In the second case, you will be a salaried employee and will therefore receive an income every month. This depends of course on your risk aversion but also on your current needs. Obviously, not everyone can afford to live without money coming in.
All the people interviewed in this article started with a salary. "The company had existed for a year and already had clients. Obviously, I knew that I could earn twice as much in a crypto company for example, but you have to know what you want in life," smiles Adrien Siami. Sqreen had already raised €3M when Vladimir joined, enough to ensure his salary for at least a year.
According to him, this question should not be taken lightly. "If the company has no money to pay you, you have to make sure things are very clear: when will there be? That is to say: at what level of turnover will you receive a salary? Are there any plans to raise funds?
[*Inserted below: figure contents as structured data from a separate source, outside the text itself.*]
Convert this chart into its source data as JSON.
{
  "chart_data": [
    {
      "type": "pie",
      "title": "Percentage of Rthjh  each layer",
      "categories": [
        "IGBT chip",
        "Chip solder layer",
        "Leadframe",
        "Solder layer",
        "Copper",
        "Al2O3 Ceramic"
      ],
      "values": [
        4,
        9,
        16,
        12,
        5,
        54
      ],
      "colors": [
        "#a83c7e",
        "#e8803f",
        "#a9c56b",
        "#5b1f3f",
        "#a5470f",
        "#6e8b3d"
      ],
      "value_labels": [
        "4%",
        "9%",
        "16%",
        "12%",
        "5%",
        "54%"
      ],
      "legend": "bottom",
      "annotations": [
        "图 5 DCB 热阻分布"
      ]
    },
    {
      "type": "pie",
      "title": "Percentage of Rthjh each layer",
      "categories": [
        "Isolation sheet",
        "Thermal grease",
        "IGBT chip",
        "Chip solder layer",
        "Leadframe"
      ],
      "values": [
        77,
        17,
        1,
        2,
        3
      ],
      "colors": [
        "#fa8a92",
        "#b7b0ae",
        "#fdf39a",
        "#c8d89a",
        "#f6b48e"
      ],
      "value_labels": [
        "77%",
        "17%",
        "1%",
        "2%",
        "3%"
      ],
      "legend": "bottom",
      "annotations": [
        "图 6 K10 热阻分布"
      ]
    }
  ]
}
If so, when and how much will you be paid afterwards?,” he says before adding: “The main thing is to clarify things, not to make demands. Your main interest should remain the product.”
"Being an equity partner was non negotiable"
- Gabriel Klein (Qonto / Masteos)
Being one of the first developers means taking a risk... but it also means betting on a reward that matches this risk. In other words: having shares in the company. Getting a stake in the potential success should be non negotiable! "Being an equity partner was non negotiable", says Gabriel Klein at Qonto. The same goes for Vlad: "I'm not here to just be a developer like an adjustment variable, but to form a partnership and share a project," he says.
The question is: what percentage should you ask for? "That obviously depends on the stage of development of the company and the track record of the founding team. The negotiation is about this balance of power," replies Gabriel Klein. "Knowing that you have to know what you're fighting for: it's better to have 1% of a successful company than 20% of a start-up that's plateauing," says Klein, who generally advises his colleagues to constantly look for an incentive in the capital, "because it's not €10,000 a year that will make the difference over the course of 10 years.”
"If the founding team never wants to sell or go to the stock market or raise funds, in short, if there is no one to buy them from you, your shares will be worthless!" - Vladimir de Turckheim (Sqreen / Datadog)
One way of doing this is to estimate the shortfall in terms of salary during these years, together with a premium for the risk incurred, and then the expected value of the company within 3 to 5 years in order to determine the share to be reached in order to make the investment profitable. However, this remains very approximate and theoretical!
The unofficial figures vary from a little less than 1% to 5% which can be unlocked after 6 months or a year. Although Vladimir adds a rather radical nuance: "I don't recommend reducing your salary for stocks. If the founding team never wants to sell or go to the stock market or raise funds, in short, if there is no one to buy them from you, your shares will be worthless!"
What we learned from this article
- Becoming an early employee should be motivated by an appetite for the entrepreneurial adventure rather than by financial or career considerations
- Interest in the product, the viability of the business model, and the soundness of the financing plan are three recommended criteria for assessing the relevance of a project
- The inherent strength of the founding team and its alignment with your values and ambitions are two key elements to check before taking the plunge.
- You should start out with both equity and a decent salary!